The summer film Seeking a Friend for the End of the World depicts the same dire scenario with more whimsy—the asteroid is named Matilda, for one—as neighbors Dodge (Steve Carell) and Penny (Keira Knightley) embark on an adventure-filled last-days road trip. With that setup, cuteness, like death, is imminent—though a little too much of the one might make you impatient for the other.
GOING VIRAL?
Chef Michael (Ewan McGregor) and scientist Susan (Eva Green) meet just as waves of disease begin to rob humanity of its physical senses one by one in the indie movie Perfect Sense. Despite its medically and romantically improbable beginning, the film becomes surprisingly poignant as the relationship and the epidemic progress.
Journalist Peter Heller’s debut novel, The Dog Stars, follows Hig, a Cessna pilot who flies the lonely skies of the southwestern U.S. after a flu pandemic kills 99 percent of the world’s population. Heller’s poetic prose buoys readers across the bleak new landscape.
LIGHTS OUT
It doesn’t always take an extinction event to end civilization as we know it. In the new TV series Revolution, from J. J. Abrams (Lost), electricity inexplicably stops working, reducing modern society to decaying cityscapes and roving militias.
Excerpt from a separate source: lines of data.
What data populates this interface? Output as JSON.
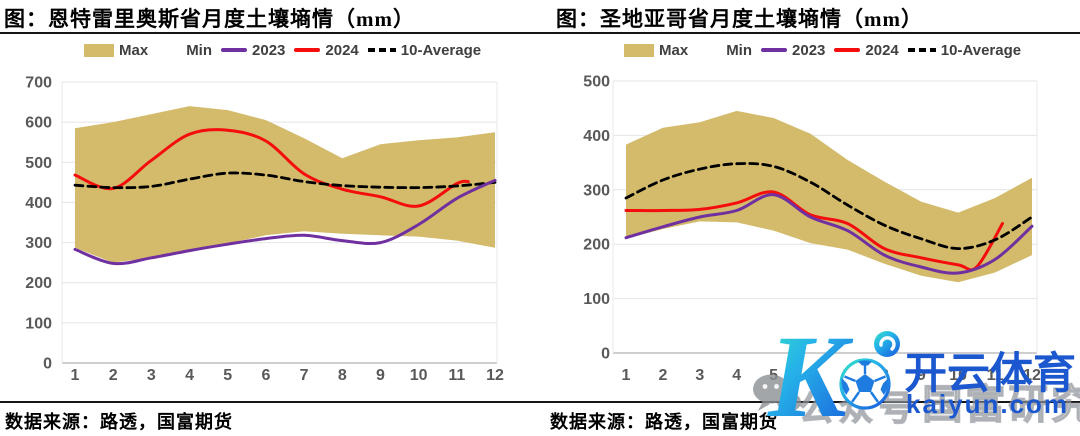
{
  "page": {
    "background": "#FFFFFF"
  },
  "colors": {
    "band": "#D3BB6B",
    "line_2023": "#7030A0",
    "line_2024": "#F50D0D",
    "line_10avg": "#000000",
    "axis_label": "#595959",
    "watermark_blue": "#1B57CE",
    "watermark_gray": "#8B9094"
  },
  "panels": [
    {
      "title": "图：恩特雷里奥斯省月度土壤墒情（mm）",
      "source": "数据来源：路透，国富期货",
      "legend": {
        "items": [
          {
            "label": "Max",
            "swatch": "box",
            "color": "#D3BB6B"
          },
          {
            "label": "Min",
            "swatch": "none",
            "color": "#FFFFFF"
          },
          {
            "label": "2023",
            "swatch": "line",
            "color": "#7030A0"
          },
          {
            "label": "2024",
            "swatch": "line",
            "color": "#F50D0D"
          },
          {
            "label": "10-Average",
            "swatch": "dash",
            "color": "#000000"
          }
        ]
      },
      "chart_data": {
        "type": "line",
        "title": "恩特雷里奥斯省月度土壤墒情（mm）",
        "x": [
          1,
          2,
          3,
          4,
          5,
          6,
          7,
          8,
          9,
          10,
          11,
          12
        ],
        "ylim": [
          0,
          700
        ],
        "ytick_step": 100,
        "grid": true,
        "legend_position": "top",
        "series": [
          {
            "name": "Max",
            "role": "band_top",
            "values": [
              585,
              600,
              620,
              640,
              630,
              605,
              560,
              510,
              545,
              555,
              562,
              575
            ]
          },
          {
            "name": "Min",
            "role": "band_bottom",
            "values": [
              287,
              250,
              262,
              282,
              298,
              318,
              328,
              322,
              318,
              315,
              305,
              287
            ]
          },
          {
            "name": "2023",
            "role": "line",
            "color": "#7030A0",
            "values": [
              283,
              248,
              262,
              280,
              296,
              310,
              318,
              305,
              300,
              345,
              410,
              455
            ]
          },
          {
            "name": "2024",
            "role": "line",
            "color": "#F50D0D",
            "x": [
              1,
              2,
              3,
              4,
              5,
              6,
              7,
              8,
              9,
              10,
              11,
              11.3
            ],
            "values": [
              468,
              435,
              505,
              570,
              580,
              553,
              471,
              433,
              414,
              391,
              447,
              452
            ]
          },
          {
            "name": "10-Average",
            "role": "line",
            "color": "#000000",
            "dash": true,
            "values": [
              443,
              437,
              440,
              458,
              473,
              468,
              452,
              442,
              438,
              437,
              441,
              450
            ]
          }
        ]
      }
    },
    {
      "title": "图：圣地亚哥省月度土壤墒情（mm）",
      "source": "数据来源：路透，国富期货",
      "legend": {
        "items": [
          {
            "label": "Max",
            "swatch": "box",
            "color": "#D3BB6B"
          },
          {
            "label": "Min",
            "swatch": "none",
            "color": "#FFFFFF"
          },
          {
            "label": "2023",
            "swatch": "line",
            "color": "#7030A0"
          },
          {
            "label": "2024",
            "swatch": "line",
            "color": "#F50D0D"
          },
          {
            "label": "10-Average",
            "swatch": "dash",
            "color": "#000000"
          }
        ]
      },
      "chart_data": {
        "type": "line",
        "title": "圣地亚哥省月度土壤墒情（mm）",
        "x": [
          1,
          2,
          3,
          4,
          5,
          6,
          7,
          8,
          9,
          10,
          11,
          12
        ],
        "ylim": [
          0,
          500
        ],
        "ytick_step": 100,
        "grid": true,
        "legend_position": "top",
        "series": [
          {
            "name": "Max",
            "role": "band_top",
            "values": [
              383,
              414,
              424,
              445,
              432,
              403,
              355,
              315,
              278,
              258,
              285,
              322
            ]
          },
          {
            "name": "Min",
            "role": "band_bottom",
            "values": [
              210,
              228,
              242,
              240,
              225,
              202,
              190,
              164,
              142,
              130,
              148,
              180
            ]
          },
          {
            "name": "2023",
            "role": "line",
            "color": "#7030A0",
            "values": [
              212,
              232,
              250,
              262,
              291,
              250,
              225,
              180,
              158,
              147,
              172,
              233
            ]
          },
          {
            "name": "2024",
            "role": "line",
            "color": "#F50D0D",
            "x": [
              1,
              2,
              3,
              4,
              5,
              6,
              7,
              8,
              9,
              10,
              10.5,
              11.2
            ],
            "values": [
              262,
              262,
              264,
              276,
              296,
              254,
              238,
              192,
              175,
              162,
              158,
              238
            ]
          },
          {
            "name": "10-Average",
            "role": "line",
            "color": "#000000",
            "dash": true,
            "values": [
              285,
              318,
              338,
              348,
              343,
              314,
              272,
              235,
              210,
              192,
              208,
              250
            ]
          }
        ]
      }
    }
  ],
  "watermark": {
    "wechat_icon": "wechat-icon",
    "text_gray_1": "公众号",
    "text_gray_2": "·国富研究",
    "brand_cn": "开云体育",
    "brand_url": "kaiyun.com"
  }
}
Early episodes reveal the first clues to how and why, as one character says, “physics went insane.”
The postapocalyptic world of Tom Hanks’s animated web series Electric City (electriccity.yahoo.com) does have power, but in the wake of an unspecified calamity that nearly destroyed civilization, it is strictly rationed. —Mara Grunbaum
BEST BOOKS
Why Does the World Exist? by Jim Holt
Exploring both physics and philosophy, the author ponders why there’s something rather than nothing.
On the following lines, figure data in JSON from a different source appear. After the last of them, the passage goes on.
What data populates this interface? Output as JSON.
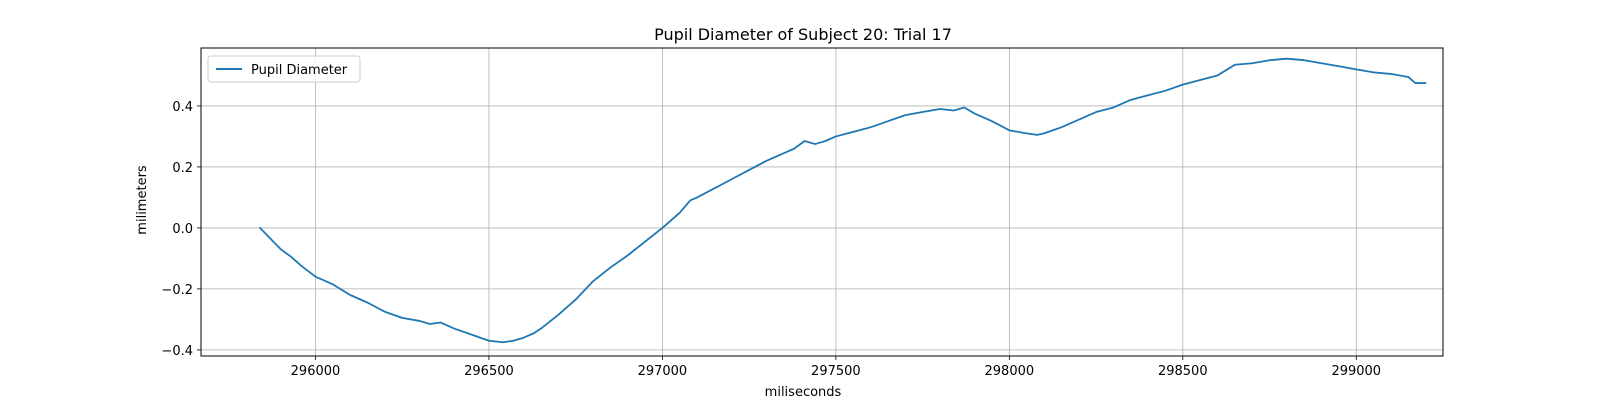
{
  "chart_data": {
    "type": "line",
    "title": "Pupil Diameter of Subject 20: Trial 17",
    "xlabel": "miliseconds",
    "ylabel": "milimeters",
    "xlim": [
      295670,
      299250
    ],
    "ylim": [
      -0.42,
      0.59
    ],
    "xticks": [
      296000,
      296500,
      297000,
      297500,
      298000,
      298500,
      299000
    ],
    "yticks": [
      -0.4,
      -0.2,
      0.0,
      0.2,
      0.4
    ],
    "ytick_labels": [
      "−0.4",
      "−0.2",
      "0.0",
      "0.2",
      "0.4"
    ],
    "grid": true,
    "legend_position": "top-left",
    "series": [
      {
        "name": "Pupil Diameter",
        "color": "#1f77b4",
        "x": [
          295840,
          295870,
          295900,
          295930,
          295960,
          296000,
          296050,
          296100,
          296150,
          296200,
          296250,
          296300,
          296330,
          296360,
          296400,
          296450,
          296500,
          296540,
          296570,
          296600,
          296630,
          296650,
          296700,
          296750,
          296800,
          296850,
          296900,
          296950,
          297000,
          297050,
          297080,
          297100,
          297150,
          297200,
          297250,
          297300,
          297350,
          297380,
          297410,
          297440,
          297470,
          297500,
          297550,
          297600,
          297650,
          297700,
          297750,
          297800,
          297840,
          297870,
          297900,
          297950,
          298000,
          298050,
          298080,
          298100,
          298150,
          298200,
          298250,
          298300,
          298350,
          298400,
          298450,
          298500,
          298550,
          298600,
          298650,
          298700,
          298750,
          298800,
          298850,
          298900,
          298950,
          299000,
          299050,
          299100,
          299150,
          299170,
          299200
        ],
        "y": [
          0.0,
          -0.035,
          -0.07,
          -0.095,
          -0.125,
          -0.16,
          -0.185,
          -0.22,
          -0.245,
          -0.275,
          -0.295,
          -0.305,
          -0.315,
          -0.31,
          -0.33,
          -0.35,
          -0.37,
          -0.375,
          -0.37,
          -0.36,
          -0.345,
          -0.33,
          -0.285,
          -0.235,
          -0.175,
          -0.13,
          -0.09,
          -0.045,
          0.0,
          0.05,
          0.09,
          0.1,
          0.13,
          0.16,
          0.19,
          0.22,
          0.245,
          0.26,
          0.285,
          0.275,
          0.285,
          0.3,
          0.315,
          0.33,
          0.35,
          0.37,
          0.38,
          0.39,
          0.385,
          0.395,
          0.375,
          0.35,
          0.32,
          0.31,
          0.305,
          0.31,
          0.33,
          0.355,
          0.38,
          0.395,
          0.42,
          0.435,
          0.45,
          0.47,
          0.485,
          0.5,
          0.535,
          0.54,
          0.55,
          0.555,
          0.55,
          0.54,
          0.53,
          0.52,
          0.51,
          0.505,
          0.495,
          0.475,
          0.475
        ]
      }
    ]
  }
}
The 7 Laws of Magical Thinking by Matthew Hutson
Journalist Hutson illuminates humanity’s hardwired tendency toward wildly irrational interpretations of reality.
Zoobiquity by Barbara Natterson-Horowitz and Kathryn Bowers
This animated account seeks to apply veterinary insights to human health care, plumbing the many maladies people share with other creatures.
The Signal and the Noise by Nate Silver
Statistics guru Silver delves into why it is so hard to forecast the future and what makes a prediction stick.
The Age of Miracles by Karen Thompson Walker
Earth’s rotation suddenly slows in this elegant novel, upsetting climate, gravity, and the rhythms of daily life.
2312 by Kim Stanley Robinson
This haunting sci-fi epic expertly crafts a future in which humans have spread across the solar system.
Albert of Adelaide by Howard L. Anderson
A platypus escapes the zoo and ventures through Australia in this spirited novel.